This project is addressing the synthesis of catalysts with designs inspired by enzymes, Nature's premier catalysts. Enzymes catalyze reactions up to a million times faster than synthetic catalysts. Moreover, they do so with unparalleled selectivity, producing only the desired product. If industrial catalysts performed as well as enzymes, then commercial reactions could be conducted with greatly reduced energy costs and waste generation. With this motivation, Dr. Gadzikwa and her research group at Kansas State University are developing enzyme-inspired catalysts for the efficient conversion of petroleum raw materials into chemical feedstocks for the pharmaceutical industry. A significant portion of the work in this project is being conducted by novice researchers. The Gadzikwa lab is thus providing valuable laboratory research experience for undergraduates. Dr Gadzikwa is enhancing the participation of underrepresented groups in science by engaging first-generation and underrepresented minority students. Outreach to the public is being made by facilitating activities for elementary school children at the Flint Hills Discovery Center, for middle-schoolers through the KState Girls Researching Our World (GROW) program, and for high school students at the KState Annual Chemistry & Physics Symposium.

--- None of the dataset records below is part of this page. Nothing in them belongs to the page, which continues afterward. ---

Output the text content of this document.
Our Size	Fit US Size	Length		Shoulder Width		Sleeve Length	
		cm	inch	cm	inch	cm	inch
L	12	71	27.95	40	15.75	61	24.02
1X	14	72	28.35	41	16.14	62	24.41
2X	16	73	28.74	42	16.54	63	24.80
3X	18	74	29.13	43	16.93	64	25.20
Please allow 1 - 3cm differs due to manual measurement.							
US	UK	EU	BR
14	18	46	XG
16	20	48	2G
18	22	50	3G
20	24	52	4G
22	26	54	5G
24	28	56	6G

Chiral amines, frequently occurring constituents of biologically active molecules, are currently accessed via an inefficient 3-step industrial process. These valuable products could potentially be obtained more efficiently via the hydroamination of unfunctionalized internal alkenes, which are produced on a large scale via petrochemical processes. Unfortunately, the reactions of these so-called unbiased olefins are prohibitively too slow and indiscriminate to undertake industrially. To address these problems, Dr. Gadzikwa's lab is co-opting the strategies of enzymes and transferring them onto the solid-state scaffold of metal-organic framework (MOF) materials. This work is motivated by the hypothesis that the combination of three of the most distinguishing characteristics of enzymes - (i) catalytic sites isolated within shape-selective, confined spaces, (ii) side chains within the cavities that promote and direct the reaction, and (iii) flexibility that allows the cavity to strongly bind all species in the reaction pathway - will result in solid-state catalysts whose activities and selectivities will finally render the reactions of unbiased olefins industrially feasible. This project involves MOF synthesis and functionalization, both of which are amenable to the busy schedules of undergraduate researchers. The Gadzikwa lab draws students from the Kansas Louis Stokes Alliance for Minority Participation (KS-LSAMP) and the KState Developing Scholars Program for first generation university students. The Gadzikwa lab also seeks to broaden participation via public outreach, routinely participating in activities to promote Chemistry to Kansas' K-12 students.
This award reflects NSF's statutory mission and has been deemed worthy of support through evaluation using the Foundation's intellectual merit and broader impacts review criteria.